Kisah JJ Ilyas, Warga AS yang Merindukan Menetap di Indonesia

Catatan Ilham Bintang

Seperti disebut di awal, kisah hidup Jay amat menarik. Putra sulung pasangan Joerce Ilyas asal Sumatera Barat dan Heryani Ilyas asal Sumatera Utara ini dibesarkan di lingkungan keluarga sederhana pengurus taklim dan masjid di komunitas Indonesia di Queens, New York.

Jay kelahiran New York 17 April 1991 dan adiknya Joshua Ilyas (30)keduanya adalah warga negara AS.

Kami sudah seperti keluarga. Jay kemenakan sahabat kami, wartawan senior Marah Sakti Siregar. Sepuluh tahun lalu ketika berkunjung ke New York, adik- kakak ini juga yang mengantar kami selama berada di kota itu. Saya malah sempat menginap seminggu di rumahnya di daerah Queens.

Waktu itu Jay bekerja di Nike karena basic pendidikannya desain. Jay sangat mencintai Indonesia dan merindukan untuk dapat menetap selamanya di Tanah Air.

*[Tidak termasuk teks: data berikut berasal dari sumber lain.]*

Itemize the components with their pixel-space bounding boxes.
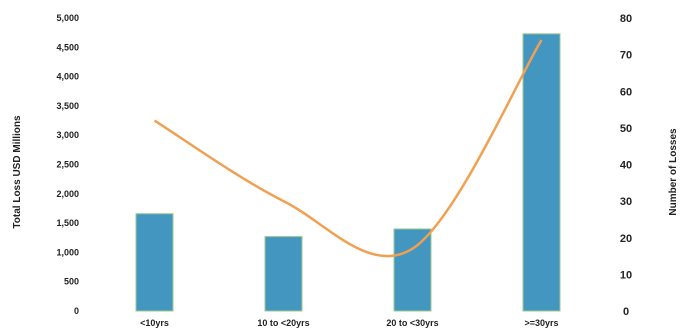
- left-y-tick-label: 500: [64, 277, 79, 287]
- x-tick-label: <10yrs: [140, 318, 169, 328]
- left-y-tick-label: 1,500: [56, 218, 79, 228]
- right-y-tick-label: 60: [620, 86, 632, 98]
- left-y-tick-label: 4,500: [56, 42, 79, 52]
- right-y-tick-label: 10: [620, 269, 632, 281]
- left-y-tick-label: 4,000: [56, 72, 79, 82]
- left-y-tick-label: 3,500: [56, 101, 79, 111]
- right-y-axis-title: Number of Losses: [668, 128, 679, 216]
- right-y-tick-label: 20: [620, 233, 632, 245]
- left-y-axis-ticks: 0 500 1,000 1,500 2,000 2,500 3,000 3,500 4,000 4…: [56, 13, 79, 316]
- right-y-tick-label: 40: [620, 160, 632, 172]
- left-y-tick-label: 2,000: [56, 189, 79, 199]
- right-y-tick-label: 80: [620, 13, 632, 25]
- x-tick-label: 20 to <30yrs: [386, 318, 438, 328]
- bar: [264, 236, 303, 312]
- right-y-tick-label: 0: [623, 306, 629, 318]
- left-y-tick-label: 3,000: [56, 130, 79, 140]
- left-y-tick-label: 0: [74, 306, 79, 316]
- bar: [135, 213, 174, 312]
- left-y-tick-label: 2,500: [56, 160, 79, 170]
- left-y-axis-title: Total Loss USD Millions: [12, 115, 23, 229]
- right-y-tick-label: 30: [620, 196, 632, 208]
- right-y-axis-ticks: 0 10 20 30 40 50 60 70 80: [620, 13, 632, 318]
- right-y-tick-label: 70: [620, 50, 632, 62]
- right-y-tick-label: 50: [620, 123, 632, 135]
- left-y-tick-label: 1,000: [56, 247, 79, 257]
- left-y-tick-label: 5,000: [56, 13, 79, 23]
- x-tick-label: >=30yrs: [524, 318, 558, 328]
- x-axis-ticks: <10yrs 10 to <20yrs 20 to <30yrs >=30yrs: [140, 318, 558, 328]
- line-series: [153, 39, 543, 258]
- bar-series: [135, 33, 561, 312]
- bar: [522, 33, 561, 312]
- bar: [393, 228, 432, 312]
- x-tick-label: 10 to <20yrs: [257, 318, 309, 328]
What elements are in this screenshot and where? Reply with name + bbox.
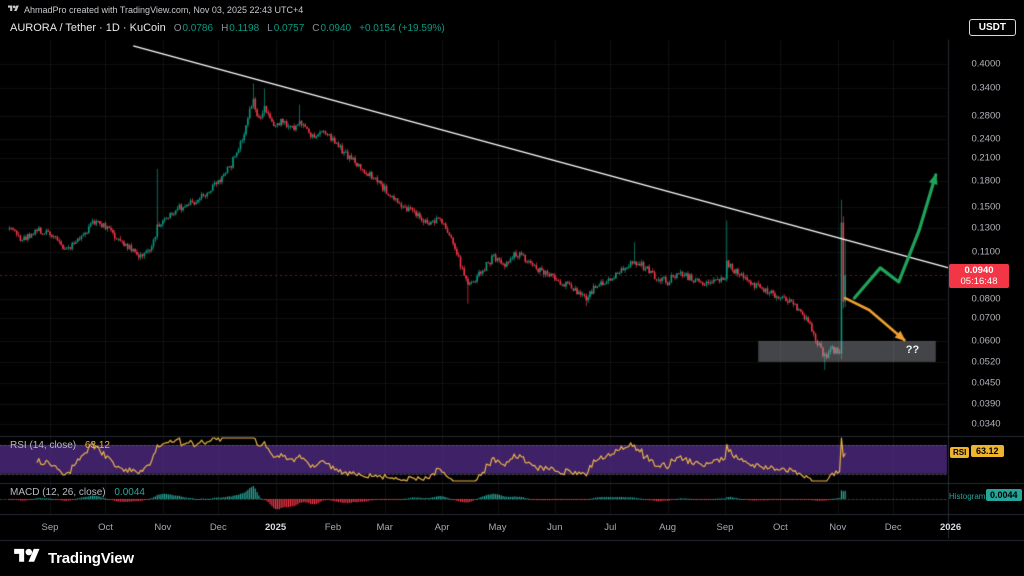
price-axis-label: 0.2800 <box>971 110 1001 122</box>
price-axis-label: 0.1500 <box>971 201 1001 213</box>
price-axis-label: 0.0520 <box>971 356 1001 368</box>
time-axis-label: Nov <box>154 522 172 533</box>
time-axis-label: Nov <box>829 522 847 533</box>
price-axis-label: 0.0600 <box>971 335 1001 347</box>
high-label: H <box>221 23 229 34</box>
tradingview-logo-small <box>8 4 19 15</box>
price-axis-label: 0.0340 <box>971 418 1001 430</box>
time-axis-label: 2025 <box>265 522 287 533</box>
time-axis-label: Dec <box>884 522 902 533</box>
price-axis-label: 0.1800 <box>971 175 1001 187</box>
price-axis-label: 0.0700 <box>971 312 1001 324</box>
time-axis[interactable]: Sep Oct Nov Dec 2025 Feb Mar Apr May Jun Jul Aug Sep… <box>0 522 1024 538</box>
ohlc-close: C0.0940 <box>312 22 351 34</box>
price-axis-label: 0.2400 <box>971 133 1001 145</box>
time-axis-label: Oct <box>98 522 113 533</box>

Beberapa tahun lalu Jay balik ke Indonesia. Mulai merintis pekerjaan sebagai guru bahasa Inggris dan pelatih golf. Namun, tidak bisa lanjut. Meski berdarah asli Indonesia, namun secara hukum ia warga negara AS, maka Jay adalah orang asing. Cuma punya izin tinggal satu bulan. Untuk memperpanjang masa tinggal ia terpaksa ke Malaysia dulu kemudian masuk kembali ke Indonesia untuk masa sebulan berikutnya. “Setelah itu tidak bisa diperpanjang lagi. Hanya boleh dua kali,” urainya.

Jay mengaku sedih sekali. Ia merasa Indonesia telah memberinya sesuatu yang selama ini dicarinya. Yaitu lingkungan yang saling peduli sesama, gotong royong tanpa membedakan golongan dan ras. ” Di AS tidak ada yang seperti itu. Lingkungan kami hanya berempat orang saja. Mama, Papa, dan Joshua,” bebernya.

Di Indonesia, dia punya banyak keluarga. Tahun lalu ia datang lagi ke Indonesia. Saat sedang menikmati pekerjaannya, masa tinggal berakhir lagi. Ia malah sempat didenda karena overstay. Ia harus membayar denda Rp. 1 juta perhari. Tahun lalu itu ia membayar denda hingga Rp.5 juta karena overstaynya lima hari.

Saya mengikuti curahan hati JJ dalam perjalanan pulang pergi Boston – New York penuh takzim. Kisahnya memberi pemahaman berharga bahwa kemilau kehidupan negara maju dan adidaya seperti Amerika toh tidak sekaligus dapat mengisi kekosongan batin seorang Jay.

-Apakah Jay berniat tinggal seterusnya di Indonesia?
+Iya, saya mendambakan itu.
-Tidak akan kembali ke New York lagi?
+Akan ke New York lagi tapi hanya kalau terkait dengan urusan pekerjaan. Atau sebagai turis.

Jay masih lajang. Dia beberapa kali pernah berpacaran dengan beberapa gadis berbagai bangsa, namun semua berakhir putus.

– Apakah tidak ada yang diniatkan untuk menikah?
+ Ada sih. Tetapi kembali ke masalah perbedaan kultur.Kita orang Indonesia kalau menikah kan bukan cuma dua orang, tetapi dua keluarga besar menyatu. Justru itu yang saya rasakan sulit.